Des histoires comme celles-ci, le milieu de la création musicale en regorge. Ces « erreurs » auraient certainement pu être corrigées et ces tubes auraient sans doute connu, pour la plupart, le même destin sans ces heureux hasards. Cependant, ces accidents contribuent grandement à l’atmosphère « vivante » de ces titres. Moralité, je vous encourage à être particulièrement attentif à ce genre d’impair, et ce, à n’importe quel stade de la production. De temps à autre, c’est justement ces petits détails qui rendent un morceau fantastique. Avouez qu’il serait dommage de passer à côté par excès de zèle. D’autant que par la suite, cela peut faire une belle anecdote à raconter aux journalistes si d’aventure vous aviez la chance d’être interviewé à ce sujet, et c’est bien là tout le mal que je vous souhaite.
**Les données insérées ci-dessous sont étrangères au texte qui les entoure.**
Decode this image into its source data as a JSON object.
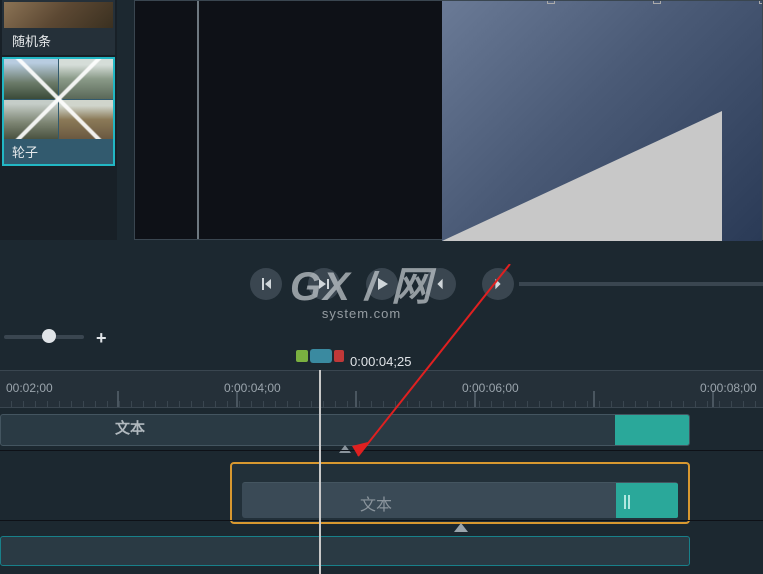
{
  "media_library": {
    "items": [
      {
        "label": "随机条",
        "selected": false
      },
      {
        "label": "轮子",
        "selected": true
      }
    ]
  },
  "playhead": {
    "time_display": "0:00:04;25"
  },
  "ruler": {
    "labels": [
      "00:02;00",
      "0:00:04;00",
      "0:00:06;00",
      "0:00:08;00"
    ]
  },
  "tracks": {
    "top_clip_label": "文本",
    "selected_clip_label": "文本"
  },
  "zoom": {
    "plus_glyph": "+"
  },
  "watermark": {
    "brand": "GX / 网",
    "sub": "system.com"
  },
  "icons": {
    "prev_frame": "prev-frame",
    "step_back": "step-back",
    "play": "play",
    "prev_marker": "prev-marker",
    "next_marker": "next-marker"
  }
}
Attention, ne me faites pas dire ce que je n’ai pas dit ; mon propos n’est pas de vous interdire toutes retouches ! Les progrès technologiques dans le petit monde de l’audio permettent d’atteindre des résultats qui étaient tout bonnement inimaginables il y a à peine quelques années de cela et il faut avouer que c’est tout de même bien pratique dans la vie de tous les jours. Mais parfois, le mieux est l’ennemi du bien. Les erreurs et autres accidents font partie de la vie. Même s’il est humain de souhaiter les effacer lorsque cela est possible, à trop vouloir en faire, prenez garde à ne pas accoucher d’une œuvre par trop aseptisée, dénuée de toute saveur…
Sur ce, je vous donne rendez-vous la semaine prochaine pour l’avant-dernier article de ce guide consacré à l’art du mixage.